Il nous faut aussi agir sur les causes profondes des migrations. Notre conviction est qu'une politique de développement et de partenariat avec les pays d'origine est nécessaire pour réduire durablement les migrations vers l'Europe. Un travail a ainsi été engagé pour la mise en oeuvre de cadres de partenariats avec cinq pays d'Afrique. La Haute Représentante a rendu compte lors du dernier Conseil européen des avancées, notamment avec le Mali et le Niger, qui sont des points de passage essentiels vers la Libye.

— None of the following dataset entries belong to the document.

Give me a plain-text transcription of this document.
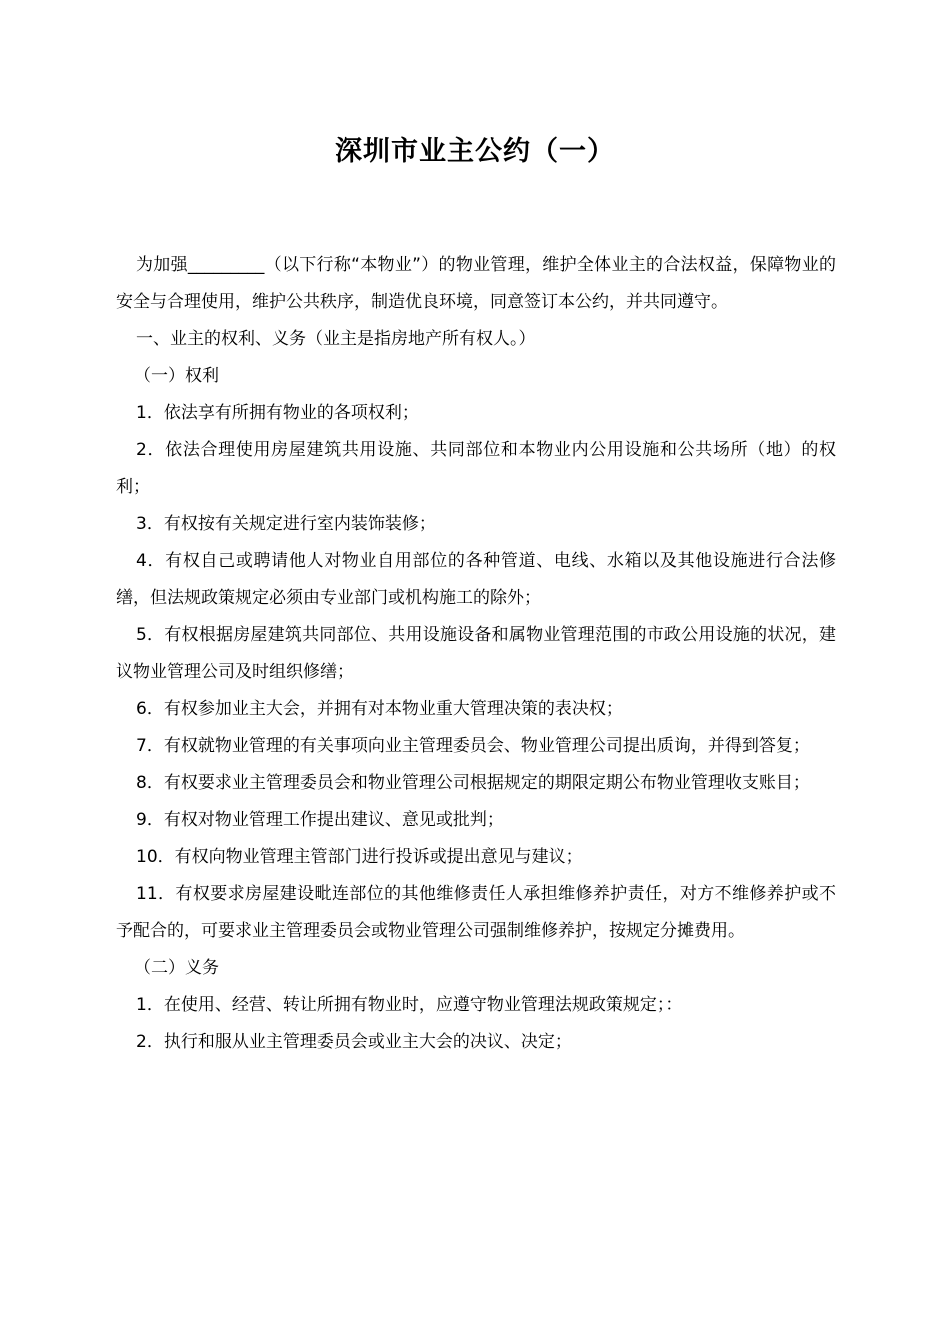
深圳市业主公约（一）

为加强_________（以下行称“本物业”）的物业管理，维护全体业主的合法权益，保障物业的安全与合理使用，维护公共秩序，制造优良环境，同意签订本公约，并共同遵守。

一、业主的权利、义务（业主是指房地产所有权人。）

（一）权利

1．依法享有所拥有物业的各项权利；

2．依法合理使用房屋建筑共用设施、共同部位和本物业内公用设施和公共场所（地）的权利；

3．有权按有关规定进行室内装饰装修；

4．有权自己或聘请他人对物业自用部位的各种管道、电线、水箱以及其他设施进行合法修缮，但法规政策规定必须由专业部门或机构施工的除外；

5．有权根据房屋建筑共同部位、共用设施设备和属物业管理范围的市政公用设施的状况，建议物业管理公司及时组织修缮；

6．有权参加业主大会，并拥有对本物业重大管理决策的表决权；

7．有权就物业管理的有关事项向业主管理委员会、物业管理公司提出质询，并得到答复；

8．有权要求业主管理委员会和物业管理公司根据规定的期限定期公布物业管理收支账目；

9．有权对物业管理工作提出建议、意见或批判；

10．有权向物业管理主管部门进行投诉或提出意见与建议；

11．有权要求房屋建设毗连部位的其他维修责任人承担维修养护责任，对方不维修养护或不予配合的，可要求业主管理委员会或物业管理公司强制维修养护，按规定分摊费用。

（二）义务

1．在使用、经营、转让所拥有物业时，应遵守物业管理法规政策规定；：

2．执行和服从业主管理委员会或业主大会的决议、决定；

L'Europe doit investir massivement dans le développement de l'Afrique. Il faut que le plan d'investissement extérieur y finance des projets innovants de développement, sur le modèle du plan Juncker et en lien avec les accords sur les migrations. Bien évidemment, et je sais qu'il s'agit d'une préoccupation du Sénat, la France sera vigilante sur les modalités de mise en oeuvre et d'évaluation des résultats de ce plan ainsi que sur sa bonne articulation avec les autres programmes extérieurs européens.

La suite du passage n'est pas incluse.